C'est le résidu de la peur qu'ils créent. Au final, les flics doivent
aussi leur pouvoir de contrôle à leurs fantômes transcendants plutôt qu'à
leurs présences réelle.

Enfin, d'un point de vue matériel, GAMMA est probablement un réarrangement
organisationel et bureaucratique qui permettra aux policiers d'être plus
efficace dans leur cueuillette d'informations. Focussant sur les
anarchistes, ils consolident leur base de données pour mieux comprendre
les patterns et faire des liens entre des événements distincts.

Nous l'avons souligné plus tôt, la répression est partie intégrale du
fonctionnement de l'État; tout État dans son fondement détient le monopole
menaçant de la violence organisée avec ses lois, sa police et ses prisons.
Il n'est pas surprenant de voir les flics tenter de réprimer une lutte qui
a pour honnête intention la négation de l'État et de la domination
industrielle.
Quant au profilage politique, il a lui aussi toujours été. Le libéralisme
ne cesse de vouloir nous convaincre d'à quel point nous avons la liberté
de penser et d'exprimer nos idées. Aussi longtemps que ces idées restent
des idées, nous avons ces ''libertés''. À partir du moment où les gens
commencent à mettre leurs idées en pratique et que celles-ci ne
correspondent pas à l'ordre sécuritaire du statu-quo, la répression se
fait ressentir et ces libertés s'estompe en une courte mémoire. Cela fait
écho aux murs du centre de détention dans l'est de Toronto (G-20), aux
chambres de torture de Pinochet, aux ruines de Varsovie et aux cimetières
sablonneux d'Afghanistan. Les droits composants notre État démocratique
sont des compromis qui nous sont offerts en échange de la paix sociale
(l’absence de rébellion) et de notre obéissance face à ce système de
misère. On veut à tout prix nous faire comprendre que c'est la police, les
lois et l'État qui protègent nos droits. Pas de chance ; dès le moment où
le pouvoir d'État est menacé, les droits sont rapidement supprimés. Pour
calmer les émeutes britanniques, le gouvernement imposa des mesures
d’exceptions. Le premier ministre Cameron ordonna aux policiers d'utiliser
tout les moyens à leurs dispositions pour rétablir l'ordre. La loi était
de leur coté. Lorsque l'ordre est transgressée, la démocratie devient
tyrannique. On se croirait dans un film de science-fiction.
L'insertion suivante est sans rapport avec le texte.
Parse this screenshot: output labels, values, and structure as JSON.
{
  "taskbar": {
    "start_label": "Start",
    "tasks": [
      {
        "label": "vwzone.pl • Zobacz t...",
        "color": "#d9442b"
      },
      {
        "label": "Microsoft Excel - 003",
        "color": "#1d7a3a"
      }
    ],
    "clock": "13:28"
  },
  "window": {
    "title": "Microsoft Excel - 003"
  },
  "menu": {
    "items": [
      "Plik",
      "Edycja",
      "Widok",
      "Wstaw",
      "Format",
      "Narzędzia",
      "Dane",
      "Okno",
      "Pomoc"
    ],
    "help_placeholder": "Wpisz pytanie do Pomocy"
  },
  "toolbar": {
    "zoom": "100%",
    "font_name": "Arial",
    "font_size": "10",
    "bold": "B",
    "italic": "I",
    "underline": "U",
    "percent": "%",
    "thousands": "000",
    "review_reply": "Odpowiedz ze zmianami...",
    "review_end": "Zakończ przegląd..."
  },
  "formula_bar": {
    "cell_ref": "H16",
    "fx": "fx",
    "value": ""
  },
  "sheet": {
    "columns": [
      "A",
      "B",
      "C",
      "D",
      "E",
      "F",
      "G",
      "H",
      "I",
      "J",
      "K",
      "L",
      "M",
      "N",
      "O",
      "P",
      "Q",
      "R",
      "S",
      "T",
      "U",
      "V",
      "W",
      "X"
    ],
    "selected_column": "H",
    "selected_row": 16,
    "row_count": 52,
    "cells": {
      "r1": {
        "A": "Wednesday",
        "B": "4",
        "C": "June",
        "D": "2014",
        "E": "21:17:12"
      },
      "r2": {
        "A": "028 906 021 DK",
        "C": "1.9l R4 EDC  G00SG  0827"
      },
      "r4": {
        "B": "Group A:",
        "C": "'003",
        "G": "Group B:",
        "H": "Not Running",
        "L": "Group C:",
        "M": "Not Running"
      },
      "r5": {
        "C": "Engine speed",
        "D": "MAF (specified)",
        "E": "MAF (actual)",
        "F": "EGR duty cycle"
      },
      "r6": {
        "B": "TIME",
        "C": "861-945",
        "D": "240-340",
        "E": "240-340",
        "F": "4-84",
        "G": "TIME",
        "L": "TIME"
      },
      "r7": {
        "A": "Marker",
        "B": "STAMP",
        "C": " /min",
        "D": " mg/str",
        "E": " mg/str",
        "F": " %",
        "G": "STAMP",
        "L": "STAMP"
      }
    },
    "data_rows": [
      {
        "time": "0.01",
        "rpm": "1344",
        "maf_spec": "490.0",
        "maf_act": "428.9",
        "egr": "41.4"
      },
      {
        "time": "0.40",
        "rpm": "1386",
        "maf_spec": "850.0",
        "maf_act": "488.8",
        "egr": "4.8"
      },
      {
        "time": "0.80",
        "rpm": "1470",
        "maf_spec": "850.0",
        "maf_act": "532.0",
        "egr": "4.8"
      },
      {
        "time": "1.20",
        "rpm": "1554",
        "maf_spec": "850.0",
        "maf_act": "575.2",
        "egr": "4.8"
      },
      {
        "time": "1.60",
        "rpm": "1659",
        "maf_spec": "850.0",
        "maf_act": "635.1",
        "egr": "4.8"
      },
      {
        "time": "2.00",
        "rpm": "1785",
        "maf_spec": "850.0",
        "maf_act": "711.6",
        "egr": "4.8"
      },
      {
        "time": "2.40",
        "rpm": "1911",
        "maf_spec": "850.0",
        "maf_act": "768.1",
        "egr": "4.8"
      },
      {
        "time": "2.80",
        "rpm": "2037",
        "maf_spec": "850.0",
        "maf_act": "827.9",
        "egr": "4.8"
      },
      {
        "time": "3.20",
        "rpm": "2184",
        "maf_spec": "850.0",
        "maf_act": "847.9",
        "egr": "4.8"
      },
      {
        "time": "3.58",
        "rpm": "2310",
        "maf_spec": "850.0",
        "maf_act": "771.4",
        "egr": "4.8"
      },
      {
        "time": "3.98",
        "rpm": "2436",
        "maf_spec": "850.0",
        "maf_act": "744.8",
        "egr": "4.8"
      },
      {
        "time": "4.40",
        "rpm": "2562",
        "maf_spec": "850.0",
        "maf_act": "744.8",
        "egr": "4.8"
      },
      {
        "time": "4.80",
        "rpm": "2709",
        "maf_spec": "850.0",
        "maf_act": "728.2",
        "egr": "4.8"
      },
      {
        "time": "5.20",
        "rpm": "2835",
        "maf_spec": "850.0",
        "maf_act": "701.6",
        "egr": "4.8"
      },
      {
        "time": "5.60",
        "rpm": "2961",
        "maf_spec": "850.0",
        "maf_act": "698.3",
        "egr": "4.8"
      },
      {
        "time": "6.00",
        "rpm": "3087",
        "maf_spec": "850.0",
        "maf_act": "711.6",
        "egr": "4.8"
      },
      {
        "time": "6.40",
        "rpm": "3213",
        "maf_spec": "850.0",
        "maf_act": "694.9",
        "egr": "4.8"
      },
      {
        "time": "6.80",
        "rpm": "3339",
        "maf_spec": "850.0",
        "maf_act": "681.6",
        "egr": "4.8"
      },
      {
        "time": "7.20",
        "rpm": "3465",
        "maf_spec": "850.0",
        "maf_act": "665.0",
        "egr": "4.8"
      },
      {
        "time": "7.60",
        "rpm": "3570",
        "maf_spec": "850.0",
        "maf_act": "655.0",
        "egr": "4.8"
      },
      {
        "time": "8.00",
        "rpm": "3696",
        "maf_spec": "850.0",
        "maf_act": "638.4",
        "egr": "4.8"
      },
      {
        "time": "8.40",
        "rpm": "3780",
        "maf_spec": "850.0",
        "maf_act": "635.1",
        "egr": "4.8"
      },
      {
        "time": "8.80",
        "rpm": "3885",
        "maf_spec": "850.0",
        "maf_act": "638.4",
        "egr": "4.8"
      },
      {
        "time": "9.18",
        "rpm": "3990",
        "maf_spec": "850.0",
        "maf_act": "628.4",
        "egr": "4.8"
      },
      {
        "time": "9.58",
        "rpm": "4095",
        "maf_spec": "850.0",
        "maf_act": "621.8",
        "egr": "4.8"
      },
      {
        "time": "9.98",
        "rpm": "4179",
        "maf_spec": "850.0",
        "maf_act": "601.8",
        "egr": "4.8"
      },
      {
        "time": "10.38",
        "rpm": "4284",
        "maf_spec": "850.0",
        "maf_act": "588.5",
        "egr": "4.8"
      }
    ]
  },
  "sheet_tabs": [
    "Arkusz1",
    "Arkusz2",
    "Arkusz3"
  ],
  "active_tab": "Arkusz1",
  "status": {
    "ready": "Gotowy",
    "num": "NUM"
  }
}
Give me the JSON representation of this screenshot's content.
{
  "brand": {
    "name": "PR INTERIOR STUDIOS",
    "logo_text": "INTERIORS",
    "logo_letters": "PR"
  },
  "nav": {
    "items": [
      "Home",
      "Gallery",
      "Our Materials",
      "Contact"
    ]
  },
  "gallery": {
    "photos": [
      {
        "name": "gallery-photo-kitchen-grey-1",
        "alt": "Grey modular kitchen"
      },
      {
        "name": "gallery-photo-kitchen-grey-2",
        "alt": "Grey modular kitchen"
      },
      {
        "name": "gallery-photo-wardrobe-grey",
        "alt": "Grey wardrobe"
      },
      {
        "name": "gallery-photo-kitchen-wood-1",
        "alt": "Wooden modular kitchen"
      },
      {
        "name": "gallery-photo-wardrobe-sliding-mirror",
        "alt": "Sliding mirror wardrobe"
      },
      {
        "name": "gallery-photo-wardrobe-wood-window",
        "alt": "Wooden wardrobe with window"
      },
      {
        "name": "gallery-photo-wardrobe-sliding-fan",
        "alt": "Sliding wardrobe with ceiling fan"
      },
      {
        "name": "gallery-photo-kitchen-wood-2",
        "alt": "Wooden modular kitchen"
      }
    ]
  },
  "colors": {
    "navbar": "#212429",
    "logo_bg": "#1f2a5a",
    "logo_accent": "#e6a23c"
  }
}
Les flics
symbolisent les limites du possible. Ils encadrent l'existant. Le droit
joue un rôle moral, une mythologie de vérités auxquelles tous se réfèrent.
Nous venons de démontrer que le droit est un concept qui peut, comme
toutes formes de langage, changer de signification, d'application, de
mandat, d'intérêt, de fin ou de justification selon les circonstances.
Puisque nous voulons construire une lutte sérieuse contre l'État, la
dépendance du droit devient une folie. Nous avons besoin d'autre chose.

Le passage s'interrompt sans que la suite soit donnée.